Auto-refresh is a Pro feature that issues a periodic AJAX request to wp-admin/admin-ajax.php using TableCrafter's gt_get_table_data action. The request carries the same nonce that was embedded in the page at initial render, plus the table_id and the user's current session cookies. The server processes that request through the exact same code path as the initial page load, including every nonce ch

What is How Auto-Refresh Interacts with Role Permissions in TableCrafter?

How Auto-Refresh Interacts with Role Permissions in TableCrafter is a capability provided by TableCrafter, a WordPress plugin that displays data from Gravity Forms, Google Sheets, Airtable, Notion, REST APIs, CSV, JSON, and WooCommerce as interactive, searchable, sortable frontend tables, without writing code.

Does this require PHP or developer skills?
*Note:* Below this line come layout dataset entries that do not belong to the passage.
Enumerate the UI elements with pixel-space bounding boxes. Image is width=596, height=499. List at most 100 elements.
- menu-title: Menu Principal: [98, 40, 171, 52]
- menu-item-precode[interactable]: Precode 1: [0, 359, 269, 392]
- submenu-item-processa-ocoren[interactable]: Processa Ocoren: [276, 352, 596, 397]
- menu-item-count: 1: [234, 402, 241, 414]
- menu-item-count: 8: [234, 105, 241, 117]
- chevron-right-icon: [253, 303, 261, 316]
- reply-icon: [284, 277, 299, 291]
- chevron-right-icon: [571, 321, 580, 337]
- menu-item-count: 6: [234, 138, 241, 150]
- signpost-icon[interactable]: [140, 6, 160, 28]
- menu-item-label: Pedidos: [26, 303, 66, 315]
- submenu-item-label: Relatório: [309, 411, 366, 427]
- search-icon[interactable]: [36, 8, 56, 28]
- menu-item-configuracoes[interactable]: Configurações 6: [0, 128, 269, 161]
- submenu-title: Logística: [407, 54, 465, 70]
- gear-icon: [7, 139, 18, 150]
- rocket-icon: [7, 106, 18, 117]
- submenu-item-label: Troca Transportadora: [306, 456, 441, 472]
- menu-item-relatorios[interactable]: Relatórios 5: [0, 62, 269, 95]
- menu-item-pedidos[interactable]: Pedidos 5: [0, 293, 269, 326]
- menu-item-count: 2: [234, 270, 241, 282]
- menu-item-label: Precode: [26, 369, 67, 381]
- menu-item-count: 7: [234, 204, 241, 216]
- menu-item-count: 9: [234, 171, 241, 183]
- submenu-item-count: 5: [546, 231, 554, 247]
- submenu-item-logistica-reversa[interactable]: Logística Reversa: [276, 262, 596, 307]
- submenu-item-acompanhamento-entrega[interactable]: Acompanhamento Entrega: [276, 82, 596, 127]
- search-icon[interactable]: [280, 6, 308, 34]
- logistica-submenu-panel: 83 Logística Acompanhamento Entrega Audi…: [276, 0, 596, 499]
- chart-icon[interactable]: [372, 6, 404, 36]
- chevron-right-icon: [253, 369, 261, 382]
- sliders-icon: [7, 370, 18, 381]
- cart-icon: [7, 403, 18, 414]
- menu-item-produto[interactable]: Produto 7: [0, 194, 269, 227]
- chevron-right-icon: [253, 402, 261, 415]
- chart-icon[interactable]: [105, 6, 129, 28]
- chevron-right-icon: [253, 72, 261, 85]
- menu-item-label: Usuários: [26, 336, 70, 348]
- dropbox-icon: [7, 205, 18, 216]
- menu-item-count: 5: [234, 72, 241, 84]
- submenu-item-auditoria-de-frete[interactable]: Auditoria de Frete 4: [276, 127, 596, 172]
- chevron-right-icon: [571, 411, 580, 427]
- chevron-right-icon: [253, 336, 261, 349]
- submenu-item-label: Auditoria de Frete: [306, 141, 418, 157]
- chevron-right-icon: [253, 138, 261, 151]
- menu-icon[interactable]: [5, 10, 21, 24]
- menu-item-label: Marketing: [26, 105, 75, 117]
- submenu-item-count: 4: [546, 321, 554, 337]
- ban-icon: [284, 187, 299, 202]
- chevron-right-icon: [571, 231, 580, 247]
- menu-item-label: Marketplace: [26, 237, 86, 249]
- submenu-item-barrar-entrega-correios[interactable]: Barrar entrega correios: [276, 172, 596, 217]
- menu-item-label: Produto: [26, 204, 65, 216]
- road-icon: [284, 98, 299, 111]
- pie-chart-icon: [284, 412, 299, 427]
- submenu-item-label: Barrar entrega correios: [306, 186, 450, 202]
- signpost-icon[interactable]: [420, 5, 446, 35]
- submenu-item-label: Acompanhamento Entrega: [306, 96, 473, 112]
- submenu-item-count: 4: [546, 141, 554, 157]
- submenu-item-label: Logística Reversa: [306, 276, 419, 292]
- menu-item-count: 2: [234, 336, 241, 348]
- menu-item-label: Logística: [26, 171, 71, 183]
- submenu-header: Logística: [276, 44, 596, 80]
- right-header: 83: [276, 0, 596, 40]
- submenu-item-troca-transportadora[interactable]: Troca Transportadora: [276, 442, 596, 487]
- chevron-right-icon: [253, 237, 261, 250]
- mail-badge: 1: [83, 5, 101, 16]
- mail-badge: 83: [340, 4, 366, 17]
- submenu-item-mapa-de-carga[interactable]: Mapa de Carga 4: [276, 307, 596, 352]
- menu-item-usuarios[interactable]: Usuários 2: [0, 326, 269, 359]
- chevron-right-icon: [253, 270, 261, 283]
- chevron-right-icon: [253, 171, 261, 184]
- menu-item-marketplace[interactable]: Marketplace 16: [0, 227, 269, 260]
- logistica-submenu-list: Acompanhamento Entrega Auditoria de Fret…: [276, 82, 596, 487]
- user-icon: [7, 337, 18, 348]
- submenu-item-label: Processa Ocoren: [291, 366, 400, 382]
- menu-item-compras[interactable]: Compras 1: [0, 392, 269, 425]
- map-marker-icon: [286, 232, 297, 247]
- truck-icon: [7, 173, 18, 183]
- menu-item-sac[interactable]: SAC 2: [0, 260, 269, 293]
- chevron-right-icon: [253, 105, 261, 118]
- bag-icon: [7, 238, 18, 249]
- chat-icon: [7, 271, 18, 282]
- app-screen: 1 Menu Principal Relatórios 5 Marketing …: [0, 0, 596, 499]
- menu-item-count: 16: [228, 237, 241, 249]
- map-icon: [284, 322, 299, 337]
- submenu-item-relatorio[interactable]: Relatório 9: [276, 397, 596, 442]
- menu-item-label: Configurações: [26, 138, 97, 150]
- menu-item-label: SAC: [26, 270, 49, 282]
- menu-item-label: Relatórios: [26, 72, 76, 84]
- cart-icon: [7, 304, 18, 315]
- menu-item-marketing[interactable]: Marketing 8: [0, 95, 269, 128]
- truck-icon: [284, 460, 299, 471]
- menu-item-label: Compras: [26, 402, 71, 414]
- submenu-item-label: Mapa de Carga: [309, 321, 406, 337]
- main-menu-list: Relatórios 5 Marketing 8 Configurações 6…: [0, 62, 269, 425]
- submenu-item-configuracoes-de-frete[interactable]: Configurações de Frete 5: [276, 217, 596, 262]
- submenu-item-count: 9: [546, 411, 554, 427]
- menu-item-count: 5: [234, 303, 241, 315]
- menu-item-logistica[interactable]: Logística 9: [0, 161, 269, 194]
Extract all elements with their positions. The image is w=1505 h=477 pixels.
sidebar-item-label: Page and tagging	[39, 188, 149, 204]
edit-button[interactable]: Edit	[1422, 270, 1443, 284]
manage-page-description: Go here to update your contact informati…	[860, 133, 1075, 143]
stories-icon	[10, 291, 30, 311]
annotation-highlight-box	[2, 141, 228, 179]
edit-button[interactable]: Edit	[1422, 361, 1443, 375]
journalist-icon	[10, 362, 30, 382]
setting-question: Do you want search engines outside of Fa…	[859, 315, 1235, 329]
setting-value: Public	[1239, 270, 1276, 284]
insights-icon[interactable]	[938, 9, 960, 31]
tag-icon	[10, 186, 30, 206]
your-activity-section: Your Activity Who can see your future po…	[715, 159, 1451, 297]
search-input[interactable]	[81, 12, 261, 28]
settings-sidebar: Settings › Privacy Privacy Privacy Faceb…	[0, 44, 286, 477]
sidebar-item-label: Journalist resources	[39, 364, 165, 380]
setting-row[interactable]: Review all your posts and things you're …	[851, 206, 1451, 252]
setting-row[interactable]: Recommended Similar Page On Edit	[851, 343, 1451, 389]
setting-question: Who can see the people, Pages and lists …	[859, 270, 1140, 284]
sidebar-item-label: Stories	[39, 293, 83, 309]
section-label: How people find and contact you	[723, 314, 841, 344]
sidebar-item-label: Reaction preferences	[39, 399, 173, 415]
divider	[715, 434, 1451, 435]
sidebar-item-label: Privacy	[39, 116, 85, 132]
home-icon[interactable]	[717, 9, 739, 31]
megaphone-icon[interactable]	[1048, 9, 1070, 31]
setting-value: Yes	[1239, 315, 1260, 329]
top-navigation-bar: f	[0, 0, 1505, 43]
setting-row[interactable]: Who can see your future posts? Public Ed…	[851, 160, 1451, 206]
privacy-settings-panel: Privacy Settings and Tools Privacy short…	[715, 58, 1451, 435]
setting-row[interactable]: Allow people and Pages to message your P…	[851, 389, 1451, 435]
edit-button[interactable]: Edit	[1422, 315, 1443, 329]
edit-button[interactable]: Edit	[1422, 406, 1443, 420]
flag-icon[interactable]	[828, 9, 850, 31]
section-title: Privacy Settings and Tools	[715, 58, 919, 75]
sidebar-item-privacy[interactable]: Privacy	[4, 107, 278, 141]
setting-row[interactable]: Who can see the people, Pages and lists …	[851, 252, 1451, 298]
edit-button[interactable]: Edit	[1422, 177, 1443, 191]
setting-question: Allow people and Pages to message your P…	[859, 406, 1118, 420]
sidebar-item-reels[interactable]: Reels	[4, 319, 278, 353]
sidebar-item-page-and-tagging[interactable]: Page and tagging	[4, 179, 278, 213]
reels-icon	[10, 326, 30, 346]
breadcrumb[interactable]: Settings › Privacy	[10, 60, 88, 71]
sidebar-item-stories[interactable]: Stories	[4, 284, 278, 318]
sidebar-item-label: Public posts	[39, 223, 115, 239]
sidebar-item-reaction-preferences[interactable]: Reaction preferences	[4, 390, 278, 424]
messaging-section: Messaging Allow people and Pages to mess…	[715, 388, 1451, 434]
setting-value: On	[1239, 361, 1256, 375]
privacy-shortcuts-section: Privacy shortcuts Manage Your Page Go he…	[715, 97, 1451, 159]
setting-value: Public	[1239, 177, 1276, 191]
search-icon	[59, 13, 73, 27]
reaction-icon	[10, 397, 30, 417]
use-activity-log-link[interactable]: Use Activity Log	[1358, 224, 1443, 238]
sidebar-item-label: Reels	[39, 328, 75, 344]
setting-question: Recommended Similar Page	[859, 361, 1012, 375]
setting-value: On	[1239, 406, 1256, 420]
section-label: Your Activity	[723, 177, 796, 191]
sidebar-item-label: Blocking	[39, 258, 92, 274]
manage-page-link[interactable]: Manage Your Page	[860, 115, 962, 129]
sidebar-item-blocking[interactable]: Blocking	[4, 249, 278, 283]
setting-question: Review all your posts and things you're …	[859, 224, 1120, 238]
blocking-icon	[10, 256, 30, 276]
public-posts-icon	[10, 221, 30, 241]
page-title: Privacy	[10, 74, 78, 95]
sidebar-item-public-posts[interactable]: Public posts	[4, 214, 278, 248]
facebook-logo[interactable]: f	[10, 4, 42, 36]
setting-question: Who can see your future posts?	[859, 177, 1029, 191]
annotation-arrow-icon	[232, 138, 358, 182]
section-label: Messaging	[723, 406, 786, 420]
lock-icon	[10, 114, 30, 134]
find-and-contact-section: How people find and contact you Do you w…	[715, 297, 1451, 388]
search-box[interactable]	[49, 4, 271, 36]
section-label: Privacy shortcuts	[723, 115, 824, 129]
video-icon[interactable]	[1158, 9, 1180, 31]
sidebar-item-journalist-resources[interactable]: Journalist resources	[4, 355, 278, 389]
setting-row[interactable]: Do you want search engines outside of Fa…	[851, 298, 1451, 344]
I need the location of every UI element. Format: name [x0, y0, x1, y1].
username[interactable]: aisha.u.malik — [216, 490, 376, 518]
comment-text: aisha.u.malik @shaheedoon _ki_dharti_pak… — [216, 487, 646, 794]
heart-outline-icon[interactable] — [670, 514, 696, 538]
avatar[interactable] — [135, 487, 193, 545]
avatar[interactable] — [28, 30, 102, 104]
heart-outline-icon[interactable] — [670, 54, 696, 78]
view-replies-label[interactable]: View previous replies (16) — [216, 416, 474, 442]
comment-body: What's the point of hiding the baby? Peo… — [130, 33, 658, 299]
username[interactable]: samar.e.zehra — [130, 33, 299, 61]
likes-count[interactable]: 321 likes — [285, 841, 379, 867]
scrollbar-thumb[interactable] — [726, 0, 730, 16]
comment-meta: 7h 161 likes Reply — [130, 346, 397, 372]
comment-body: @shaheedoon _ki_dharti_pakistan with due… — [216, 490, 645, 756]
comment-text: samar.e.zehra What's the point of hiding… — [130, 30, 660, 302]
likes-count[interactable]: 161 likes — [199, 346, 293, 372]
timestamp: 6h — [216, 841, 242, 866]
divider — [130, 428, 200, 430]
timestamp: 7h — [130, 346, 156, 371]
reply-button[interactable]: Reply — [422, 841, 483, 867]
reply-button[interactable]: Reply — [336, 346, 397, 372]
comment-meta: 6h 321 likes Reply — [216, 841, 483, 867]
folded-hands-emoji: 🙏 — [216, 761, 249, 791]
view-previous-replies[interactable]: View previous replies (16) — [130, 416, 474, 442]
No. TableCrafter is configured entirely through the WordPress admin interface. You choose your data source, map fields to columns, and set display preferences using point-and-click controls. Embedding uses the [tablecrafter] shortcode or the native Gutenberg block.

Is the free version sufficient or do I need Pro?

The free plugin on WordPress.org supports CSV, JSON, Google Sheets, and Excel sources with unlimited tables, rows, and columns. Pro adds Gravity Forms, Airtable, Notion, WooCommerce, REST API sources, inline cell editing, bulk row actions, export to CSV and PDF, role-based column visibility, and auto-refresh every N seconds.

Ready to try it?

TableCrafter is free on WordPress.org. Pro unlocks inline editing, role-based permissions, and advanced data sources.